The two of them have been sleeping on the single bed, he against the wall, and she, lying on her back, next to him. Once, unable to bear her cramped position any more, she slipped off the bed on to the ground, her pillow with her. That was early in the morning. Now it is light. She gets up before him; she rummages among the shelves. She finds a jar of biscuits, and begins to eat them. When she peers through a crack in the curtains, she sees a hedge, and, barely visible above it, pinnacles and rooftops, the dreaming spires. Soon, outside the window, because it is summer, there will be visitors, a goose and a gander, one with pale brown feathers and the other with dark, translucent colours. Like the first tourists to discover a town, they explore the lawn together, though each, doggedly, keeps its distance from the other, maintaining a tangential, somewhat covert, relationship with the other’s self-absorption, like the English couple, Henry and his wife, who are always separated by a few paces during their humdrum walks in Monsieur Hulot’s Holiday. The days belong to these two, with their fussy, academic interests; they do not seem to be in the first flush of love, but in a period of retirement, discovering earthly wonders; and when a window is half opened, they quack acknowledgingly, rather than gratefully, at the thrower of crumbs, but never trouble themselves to look straight at a human face.
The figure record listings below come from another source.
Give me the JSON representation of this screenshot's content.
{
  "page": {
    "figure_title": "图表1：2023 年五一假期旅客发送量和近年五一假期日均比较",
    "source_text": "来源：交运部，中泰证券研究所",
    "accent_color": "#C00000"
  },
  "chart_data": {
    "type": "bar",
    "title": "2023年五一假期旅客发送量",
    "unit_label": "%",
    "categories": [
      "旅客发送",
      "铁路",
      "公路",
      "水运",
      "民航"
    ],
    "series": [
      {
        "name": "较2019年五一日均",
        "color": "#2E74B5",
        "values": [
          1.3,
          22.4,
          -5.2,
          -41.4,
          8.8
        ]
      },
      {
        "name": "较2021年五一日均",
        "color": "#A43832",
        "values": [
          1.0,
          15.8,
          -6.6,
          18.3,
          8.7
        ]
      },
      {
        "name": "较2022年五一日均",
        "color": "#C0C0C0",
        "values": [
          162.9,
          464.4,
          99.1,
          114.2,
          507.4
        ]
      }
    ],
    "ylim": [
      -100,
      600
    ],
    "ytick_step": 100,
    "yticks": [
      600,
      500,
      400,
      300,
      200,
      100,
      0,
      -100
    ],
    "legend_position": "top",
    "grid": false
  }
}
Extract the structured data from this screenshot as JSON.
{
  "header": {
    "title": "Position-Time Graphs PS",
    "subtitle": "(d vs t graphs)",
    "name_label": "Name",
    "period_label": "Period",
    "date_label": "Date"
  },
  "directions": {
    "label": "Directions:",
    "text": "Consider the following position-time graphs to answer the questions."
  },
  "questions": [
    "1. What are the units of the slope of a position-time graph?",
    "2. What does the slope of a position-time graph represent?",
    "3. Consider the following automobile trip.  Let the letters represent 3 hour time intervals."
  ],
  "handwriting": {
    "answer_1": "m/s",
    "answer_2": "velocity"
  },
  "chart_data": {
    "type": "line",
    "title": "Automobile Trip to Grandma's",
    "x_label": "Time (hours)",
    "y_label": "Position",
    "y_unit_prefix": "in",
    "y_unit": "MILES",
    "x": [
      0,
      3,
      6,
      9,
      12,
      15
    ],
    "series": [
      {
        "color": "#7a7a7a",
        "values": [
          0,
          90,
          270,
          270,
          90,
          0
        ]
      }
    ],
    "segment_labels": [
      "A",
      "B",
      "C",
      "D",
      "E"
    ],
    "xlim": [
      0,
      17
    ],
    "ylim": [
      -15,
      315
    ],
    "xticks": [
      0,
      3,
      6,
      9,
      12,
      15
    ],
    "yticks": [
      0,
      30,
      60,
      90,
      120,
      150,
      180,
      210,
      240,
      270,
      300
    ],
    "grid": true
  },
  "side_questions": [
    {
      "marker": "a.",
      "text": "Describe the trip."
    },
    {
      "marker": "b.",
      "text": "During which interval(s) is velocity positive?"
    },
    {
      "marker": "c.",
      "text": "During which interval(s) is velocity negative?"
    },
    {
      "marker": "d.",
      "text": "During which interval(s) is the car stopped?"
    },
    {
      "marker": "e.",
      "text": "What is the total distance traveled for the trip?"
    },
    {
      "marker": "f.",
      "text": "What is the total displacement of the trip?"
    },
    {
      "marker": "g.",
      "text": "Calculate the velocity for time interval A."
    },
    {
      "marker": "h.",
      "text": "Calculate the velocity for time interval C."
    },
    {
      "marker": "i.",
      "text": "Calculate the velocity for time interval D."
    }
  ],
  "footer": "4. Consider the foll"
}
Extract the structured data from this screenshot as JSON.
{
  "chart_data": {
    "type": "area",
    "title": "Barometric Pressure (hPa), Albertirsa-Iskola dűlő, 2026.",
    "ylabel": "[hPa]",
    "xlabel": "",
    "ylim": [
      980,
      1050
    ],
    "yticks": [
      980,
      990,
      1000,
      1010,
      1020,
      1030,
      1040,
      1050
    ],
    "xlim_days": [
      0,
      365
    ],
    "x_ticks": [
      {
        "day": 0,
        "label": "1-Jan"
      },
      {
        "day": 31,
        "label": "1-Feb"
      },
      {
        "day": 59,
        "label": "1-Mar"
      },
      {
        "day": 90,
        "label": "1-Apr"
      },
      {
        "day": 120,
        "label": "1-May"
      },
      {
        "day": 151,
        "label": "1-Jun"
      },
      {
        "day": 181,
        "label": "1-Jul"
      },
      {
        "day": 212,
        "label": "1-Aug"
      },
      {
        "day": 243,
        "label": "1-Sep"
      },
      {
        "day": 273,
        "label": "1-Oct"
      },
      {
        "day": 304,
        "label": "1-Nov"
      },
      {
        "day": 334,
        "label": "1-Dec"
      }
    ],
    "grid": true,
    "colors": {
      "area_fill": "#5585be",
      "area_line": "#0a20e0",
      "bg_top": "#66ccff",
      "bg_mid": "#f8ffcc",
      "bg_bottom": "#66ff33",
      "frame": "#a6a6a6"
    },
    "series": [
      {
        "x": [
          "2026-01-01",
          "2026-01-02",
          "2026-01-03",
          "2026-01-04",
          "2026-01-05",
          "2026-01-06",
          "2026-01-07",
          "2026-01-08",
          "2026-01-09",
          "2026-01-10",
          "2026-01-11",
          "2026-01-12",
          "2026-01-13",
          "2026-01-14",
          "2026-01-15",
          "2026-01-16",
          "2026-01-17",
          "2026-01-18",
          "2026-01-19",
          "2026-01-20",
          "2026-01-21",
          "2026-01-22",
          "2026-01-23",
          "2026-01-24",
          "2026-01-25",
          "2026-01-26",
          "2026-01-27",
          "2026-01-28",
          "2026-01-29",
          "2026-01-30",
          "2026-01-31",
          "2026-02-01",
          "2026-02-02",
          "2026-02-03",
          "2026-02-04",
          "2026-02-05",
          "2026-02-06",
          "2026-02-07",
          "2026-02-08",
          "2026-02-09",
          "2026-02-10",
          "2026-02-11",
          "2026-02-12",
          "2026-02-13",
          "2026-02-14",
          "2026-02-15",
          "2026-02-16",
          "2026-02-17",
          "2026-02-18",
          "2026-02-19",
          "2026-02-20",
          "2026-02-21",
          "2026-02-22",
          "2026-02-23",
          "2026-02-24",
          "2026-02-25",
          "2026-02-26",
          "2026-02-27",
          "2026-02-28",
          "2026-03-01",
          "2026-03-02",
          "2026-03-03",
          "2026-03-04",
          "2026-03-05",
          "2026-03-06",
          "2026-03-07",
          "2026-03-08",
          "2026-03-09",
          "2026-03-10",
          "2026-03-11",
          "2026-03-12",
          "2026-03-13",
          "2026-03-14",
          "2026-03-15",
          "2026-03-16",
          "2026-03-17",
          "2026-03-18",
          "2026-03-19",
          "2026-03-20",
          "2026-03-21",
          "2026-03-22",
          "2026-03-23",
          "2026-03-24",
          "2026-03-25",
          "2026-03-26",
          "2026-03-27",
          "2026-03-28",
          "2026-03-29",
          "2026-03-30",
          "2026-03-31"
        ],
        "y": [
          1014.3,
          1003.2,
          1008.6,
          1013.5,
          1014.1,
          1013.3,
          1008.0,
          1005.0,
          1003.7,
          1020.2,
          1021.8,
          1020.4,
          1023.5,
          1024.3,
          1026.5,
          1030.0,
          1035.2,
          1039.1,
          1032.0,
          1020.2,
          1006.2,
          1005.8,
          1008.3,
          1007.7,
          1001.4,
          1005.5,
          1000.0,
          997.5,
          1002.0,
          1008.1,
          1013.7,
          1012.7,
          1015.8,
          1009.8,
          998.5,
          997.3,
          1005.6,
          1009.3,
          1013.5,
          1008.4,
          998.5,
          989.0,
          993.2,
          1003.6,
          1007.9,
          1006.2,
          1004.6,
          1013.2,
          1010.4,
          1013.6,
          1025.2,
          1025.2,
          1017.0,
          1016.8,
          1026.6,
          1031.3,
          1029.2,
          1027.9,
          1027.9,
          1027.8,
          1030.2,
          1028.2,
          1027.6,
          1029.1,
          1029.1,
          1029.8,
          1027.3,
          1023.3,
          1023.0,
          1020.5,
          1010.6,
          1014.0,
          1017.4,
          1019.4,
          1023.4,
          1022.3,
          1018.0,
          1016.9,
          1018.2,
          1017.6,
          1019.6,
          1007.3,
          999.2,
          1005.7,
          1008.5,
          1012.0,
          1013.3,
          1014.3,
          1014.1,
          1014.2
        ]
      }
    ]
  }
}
She wears her fluffy slippers, quietly opens the door, and goes to the bathroom so as not to disturb him; she solemnly washes her face, brushes her teeth, and combs her hair for almost a minute with her head bent sideways, as if thinking or remembering. Outside, she can hear other students making their first disconnected movements, the tentative noises, like those of a musical instrument being tuned, gradually accumulating and amplifying into a larger significance. She had never thought that she would give so much of herself to that boy still sleeping inside. He makes her angry, now that she loves his college and friends more than her own, and her heart is heavy with the distance she will have to travel. They were friends at first, they took walks, and then he wanted something more — and had she, too, wanted it? — and she found it more and more difficult to say no, to make him unhappy. And when he was unhappy … She makes herself a cup of coffee, and takes it back to the room. She will have to go now, she says, but she will be back in the afternoon to help him pack. I’ll go and start my own packing now, she says. She wears her trousers and shirt, which are lying on the chair in the shadow, and picks up her things.